What this highlights is that people do not just have a blind focus on nutrition, and their spending decisions are not based on purely nutritional factors. What contributes to these differences in spending? And if not food, then what are hungry people choosing to spend their money on?
On their website Banerjee and Duflo write,
From the look of our eighteen-country dataset, people spent their money on food… and festivals, funerals, weddings, televisions, DVD players, medical emergencies, alcohol, tobacco and, well, better-tasting food.
They go onto say that,
…it’s clear that even though nutrition is important, people also have other pressures on their expenditures, such as funerals, festivals, and legitimate desires like cell phones or televisions.
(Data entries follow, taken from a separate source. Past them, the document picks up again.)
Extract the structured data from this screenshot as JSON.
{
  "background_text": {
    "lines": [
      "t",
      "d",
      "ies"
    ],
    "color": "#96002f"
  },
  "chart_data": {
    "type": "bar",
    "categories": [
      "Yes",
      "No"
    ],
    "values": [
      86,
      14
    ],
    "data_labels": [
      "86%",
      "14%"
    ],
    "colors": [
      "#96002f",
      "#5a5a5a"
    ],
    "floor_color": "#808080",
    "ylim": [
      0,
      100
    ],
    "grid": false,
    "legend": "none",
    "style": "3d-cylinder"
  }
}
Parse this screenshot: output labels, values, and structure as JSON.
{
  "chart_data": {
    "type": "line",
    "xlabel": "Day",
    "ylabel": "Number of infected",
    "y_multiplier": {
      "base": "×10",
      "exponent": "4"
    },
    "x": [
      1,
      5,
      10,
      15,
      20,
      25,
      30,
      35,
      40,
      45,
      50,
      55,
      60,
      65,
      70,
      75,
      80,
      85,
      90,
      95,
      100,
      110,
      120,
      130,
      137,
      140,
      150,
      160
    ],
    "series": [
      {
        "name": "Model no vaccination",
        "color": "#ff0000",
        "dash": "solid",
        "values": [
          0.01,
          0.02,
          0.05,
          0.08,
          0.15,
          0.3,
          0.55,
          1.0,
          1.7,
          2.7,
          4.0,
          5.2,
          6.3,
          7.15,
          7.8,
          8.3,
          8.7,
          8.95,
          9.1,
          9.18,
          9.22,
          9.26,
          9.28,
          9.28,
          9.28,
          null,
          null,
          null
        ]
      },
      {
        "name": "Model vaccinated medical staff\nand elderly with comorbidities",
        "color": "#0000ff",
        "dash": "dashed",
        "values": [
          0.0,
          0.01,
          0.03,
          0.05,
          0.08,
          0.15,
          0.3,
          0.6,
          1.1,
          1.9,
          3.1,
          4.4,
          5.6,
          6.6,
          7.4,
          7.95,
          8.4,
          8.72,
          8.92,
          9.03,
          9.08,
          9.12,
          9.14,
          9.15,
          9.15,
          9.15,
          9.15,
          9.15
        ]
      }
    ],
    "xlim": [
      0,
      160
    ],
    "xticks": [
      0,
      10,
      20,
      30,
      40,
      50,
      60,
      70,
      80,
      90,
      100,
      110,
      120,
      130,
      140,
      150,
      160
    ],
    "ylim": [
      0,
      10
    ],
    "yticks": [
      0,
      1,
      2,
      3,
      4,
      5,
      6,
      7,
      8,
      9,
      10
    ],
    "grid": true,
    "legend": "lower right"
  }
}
This evidence suggests that moving forward, policy makers need to spend more time considering the drivers of spending amongst poor people; that it is not simply enough to presume that people are poor therefore they cannot eat – or that people are wealthier and therefore should be fully nourished.
Issues of famine are real, global issues that need to take centre stage… but so, it would seem, are issues of ‘hidden hunger’ where people are eating, but are not receiving the basic micronutrients essential for complete nourishment. How do we reach under-nourished people who are making rational choices not to spend their money on food? Further, in a context where there is enough food and calories being produced in the world to not have anybody left hungry, how do we distribute food better so that it reaches the hungry and malnourished? There are real and complex barriers which currently exist to ensuring that the world’s population is properly nourished. How do we deal with this multi-faceted issue rather than viewing it as a simple cause-effect situation? It would seem that the standard policy package may need to be reconsidered so that hunger is looked at for the complex issue that it is.